Here i have applied a frozen set on last_name and first_name columns to see if the names are interchanged i.e williams henry, henry williams.

df_names[['last_name','first_name']].apply(frozenset,axis=1)

Here the same kind of implementation is required on polars dataframe. How to get it done ?

CodePudding user response：

As @ritchie46 mentioned, you'll want to avoid embedding Python objects (like frozensets) into a Polars DataFrame. The performance is not good, and columns of type object have limited functionality.
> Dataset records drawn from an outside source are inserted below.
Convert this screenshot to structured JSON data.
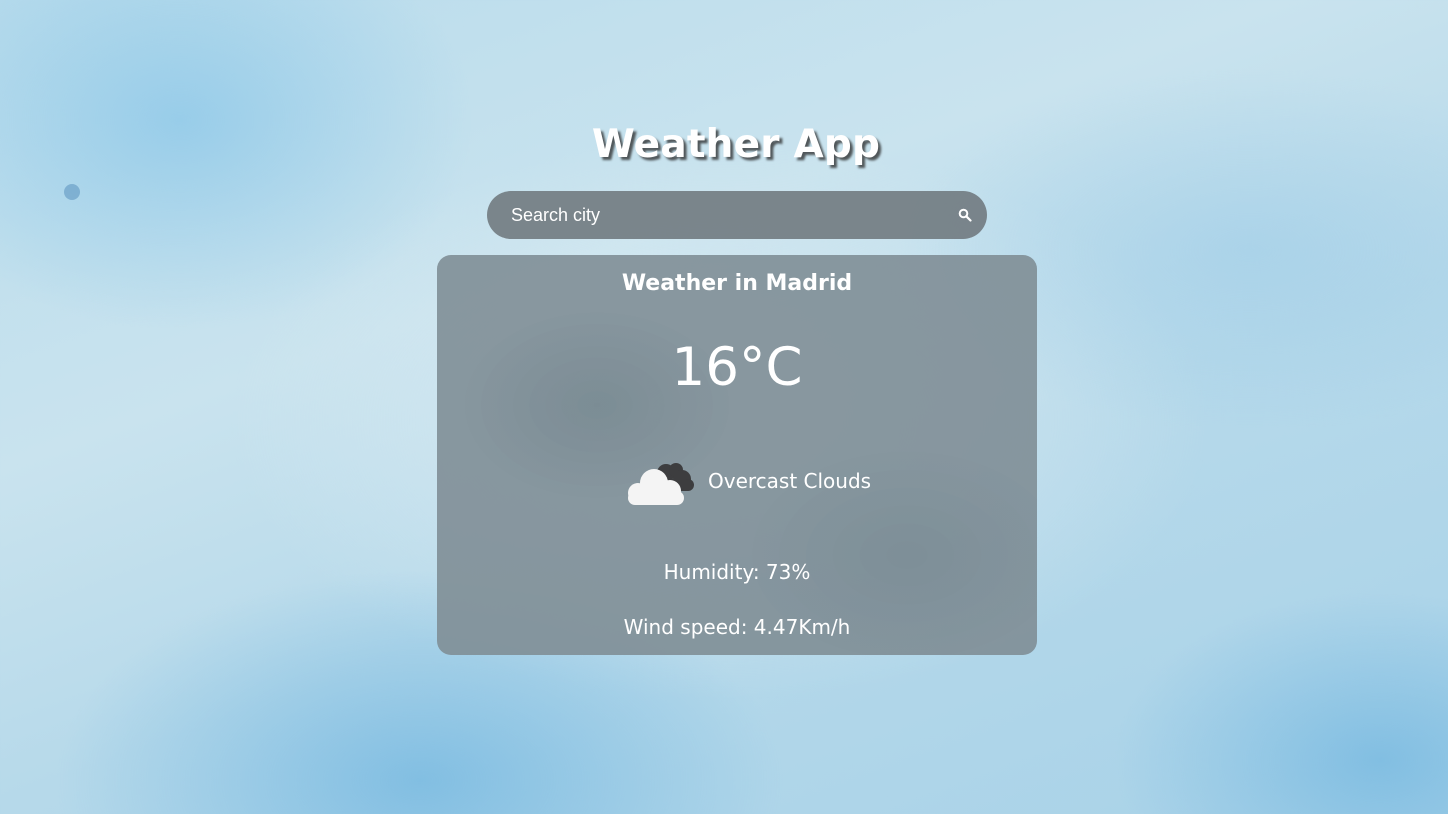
{
  "app": {
    "title": "Weather App"
  },
  "search": {
    "placeholder": "Search city",
    "value": "",
    "icon": "search-icon"
  },
  "weather": {
    "heading": "Weather in Madrid",
    "temperature": "16°C",
    "condition_icon": "overcast-clouds-icon",
    "condition": "Overcast Clouds",
    "humidity": "Humidity: 73%",
    "wind_speed": "Wind speed: 4.47Km/h"
  },
  "colors": {
    "text": "#ffffff",
    "card_bg": "#808e96",
    "search_bg": "#6e787d",
    "sky": "#b9dcec"
  }
}
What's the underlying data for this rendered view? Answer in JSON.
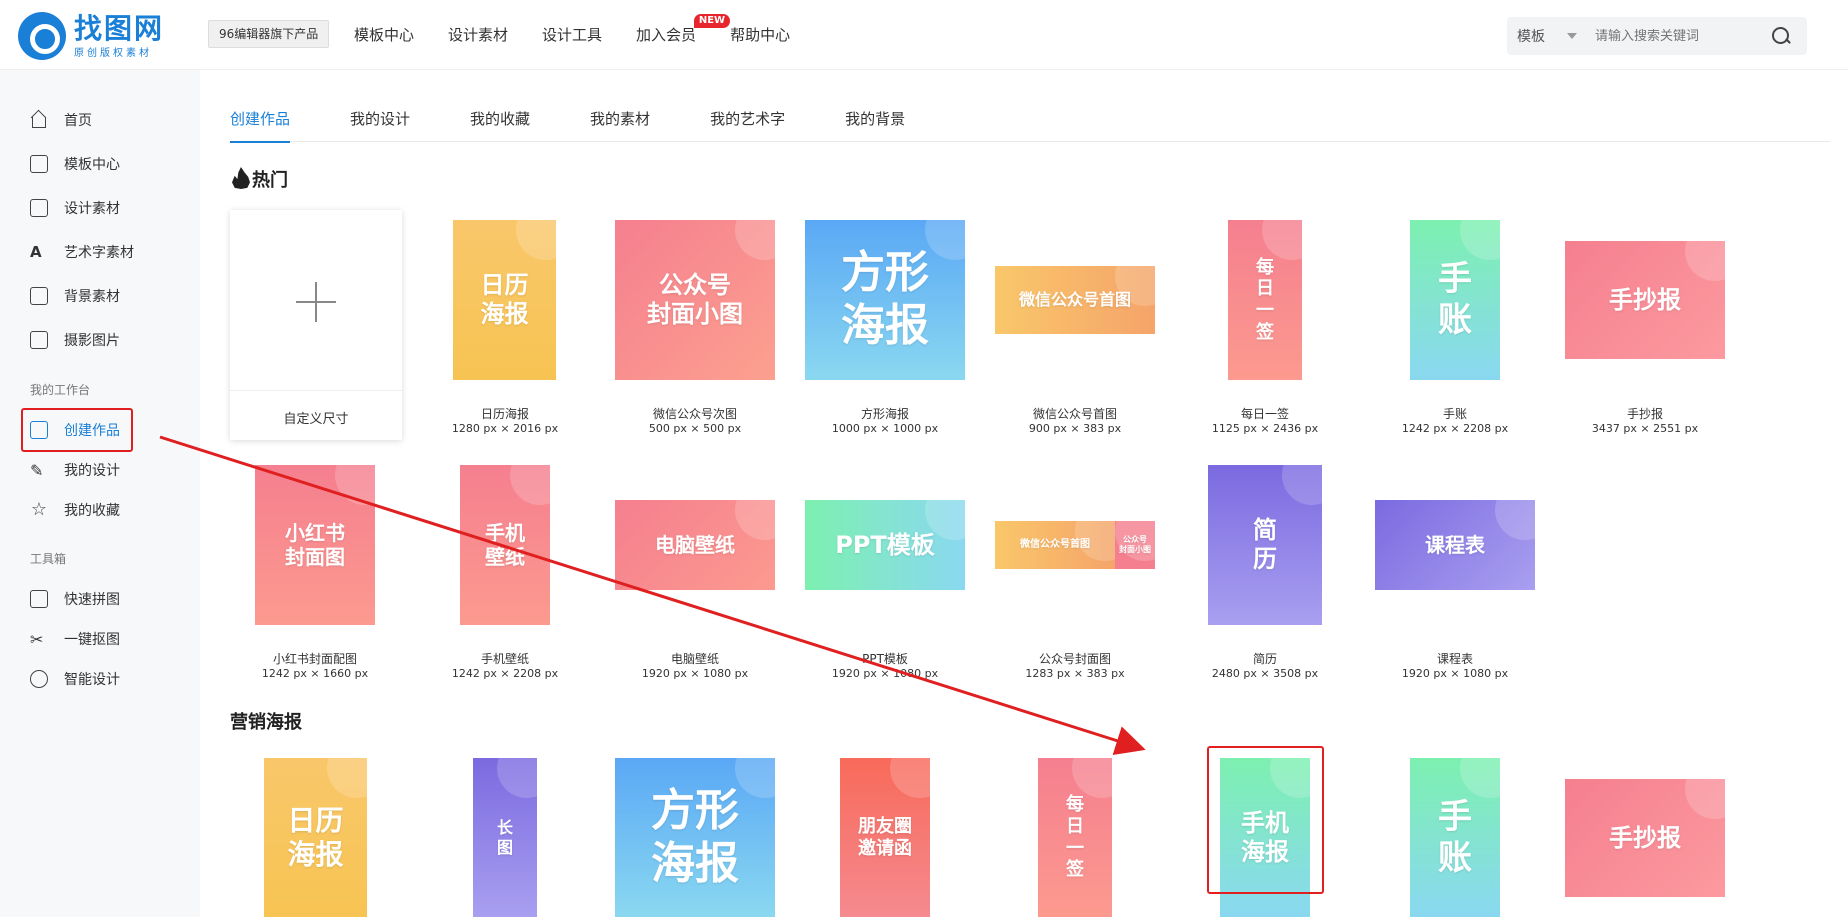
{
  "header": {
    "logo_title": "找图网",
    "logo_sub": "原创版权素材",
    "product_badge": "96编辑器旗下产品",
    "nav": [
      {
        "label": "模板中心"
      },
      {
        "label": "设计素材"
      },
      {
        "label": "设计工具"
      },
      {
        "label": "加入会员",
        "tag": "NEW"
      },
      {
        "label": "帮助中心"
      }
    ],
    "search_type": "模板",
    "search_placeholder": "请输入搜索关键词"
  },
  "sidebar": {
    "items": [
      {
        "label": "首页"
      },
      {
        "label": "模板中心"
      },
      {
        "label": "设计素材"
      },
      {
        "label": "艺术字素材"
      },
      {
        "label": "背景素材"
      },
      {
        "label": "摄影图片"
      }
    ],
    "group_workspace": "我的工作台",
    "workspace_items": [
      {
        "label": "创建作品"
      },
      {
        "label": "我的设计"
      },
      {
        "label": "我的收藏"
      }
    ],
    "group_tools": "工具箱",
    "tool_items": [
      {
        "label": "快速拼图"
      },
      {
        "label": "一键抠图"
      },
      {
        "label": "智能设计"
      }
    ]
  },
  "tabs": [
    "创建作品",
    "我的设计",
    "我的收藏",
    "我的素材",
    "我的艺术字",
    "我的背景"
  ],
  "sections": {
    "hot": "热门",
    "marketing": "营销海报"
  },
  "custom_size": "自定义尺寸",
  "hot_row1": [
    {
      "text": "日历\n海报",
      "title": "日历海报",
      "size": "1280 px × 2016 px"
    },
    {
      "text": "公众号\n封面小图",
      "title": "微信公众号次图",
      "size": "500 px × 500 px"
    },
    {
      "text": "方形\n海报",
      "title": "方形海报",
      "size": "1000 px × 1000 px"
    },
    {
      "text": "微信公众号首图",
      "title": "微信公众号首图",
      "size": "900 px × 383 px"
    },
    {
      "text": "每\n日\n一\n签",
      "title": "每日一签",
      "size": "1125 px × 2436 px"
    },
    {
      "text": "手\n账",
      "title": "手账",
      "size": "1242 px × 2208 px"
    },
    {
      "text": "手抄报",
      "title": "手抄报",
      "size": "3437 px × 2551 px"
    }
  ],
  "hot_row2": [
    {
      "text": "小红书\n封面图",
      "title": "小红书封面配图",
      "size": "1242 px × 1660 px"
    },
    {
      "text": "手机\n壁纸",
      "title": "手机壁纸",
      "size": "1242 px × 2208 px"
    },
    {
      "text": "电脑壁纸",
      "title": "电脑壁纸",
      "size": "1920 px × 1080 px"
    },
    {
      "text": "PPT模板",
      "title": "PPT模板",
      "size": "1920 px × 1080 px"
    },
    {
      "text": "微信公众号首图",
      "text2": "公众号\n封面小图",
      "title": "公众号封面图",
      "size": "1283 px × 383 px"
    },
    {
      "text": "简\n历",
      "title": "简历",
      "size": "2480 px × 3508 px"
    },
    {
      "text": "课程表",
      "title": "课程表",
      "size": "1920 px × 1080 px"
    }
  ],
  "marketing_row": [
    {
      "text": "日历\n海报"
    },
    {
      "text": "长\n图"
    },
    {
      "text": "方形\n海报"
    },
    {
      "text": "朋友圈\n邀请函"
    },
    {
      "text": "每\n日\n一\n签"
    },
    {
      "text": "手机\n海报"
    },
    {
      "text": "手\n账"
    },
    {
      "text": "手抄报"
    }
  ],
  "colors": {
    "accent": "#1a7fd6",
    "highlight_red": "#e02020",
    "orange": "#f9c76a",
    "pink": "#f57f8f",
    "blue": "#6ab0f5",
    "green": "#7df0b0",
    "purple": "#7b6ae0"
  }
}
Here's a Polars algorithm that will be very performant and will accomplish what you need.

(
    df_names
    .with_column(
        pl.concat_list([
            pl.col("first_name").str.replace_all(r'\s','').str.to_uppercase(),
            pl.col("last_name").str.replace_all(r'\s','').str.to_uppercase(),
        ])
        .arr.sort()
        .arr.join('|')
        .alias('name_key')
    )
    .filter(pl.count().over('name_key') > 1)
)

shape: (6, 3)
┌───────────┬────────────┬────────────────┐
│ last_name ┆ first_name ┆ name_key       │
│ ---       ┆ ---        ┆ ---            │
│ str       ┆ str        ┆ str            │
╞═══════════╪════════════╪════════════════╡
│ Williams  ┆ Henry      ┆ HENRY|WILLIAMS │
├╌╌╌╌╌╌╌╌╌╌╌┼╌╌╌╌╌╌╌╌╌╌╌╌┼╌╌╌╌╌╌╌╌╌╌╌╌╌╌╌╌┤
│ Henry     ┆ Williams   ┆ HENRY|WILLIAMS │
├╌╌╌╌╌╌╌╌╌╌╌┼╌╌╌╌╌╌╌╌╌╌╌╌┼╌╌╌╌╌╌╌╌╌╌╌╌╌╌╌╌┤
│ Smith     ┆ David      ┆ DAVID|SMITH    │
├╌╌╌╌╌╌╌╌╌╌╌┼╌╌╌╌╌╌╌╌╌╌╌╌┼╌╌╌╌╌╌╌╌╌╌╌╌╌╌╌╌┤
│ David     ┆ Smith      ┆ DAVID|SMITH    │
├╌╌╌╌╌╌╌╌╌╌╌┼╌╌╌╌╌╌╌╌╌╌╌╌┼╌╌╌╌╌╌╌╌╌╌╌╌╌╌╌╌┤
│ Freeman   ┆ Walter     ┆ FREEMAN|WALTER │
├╌╌╌╌╌╌╌╌╌╌╌┼╌╌╌╌╌╌╌╌╌╌╌╌┼╌╌╌╌╌╌╌╌╌╌╌╌╌╌╌╌┤
│ Walter    ┆ Freeman    ┆ FREEMAN|WALTER │
└───────────┴────────────┴────────────────┘

To help with matching, I've converted names to all uppercase and eliminated white space. (You can drop that if you don't find it useful.)

CodePudding user response：

dfl_names.apply (docs) will do. You'll need to wrap frozenset in tuple.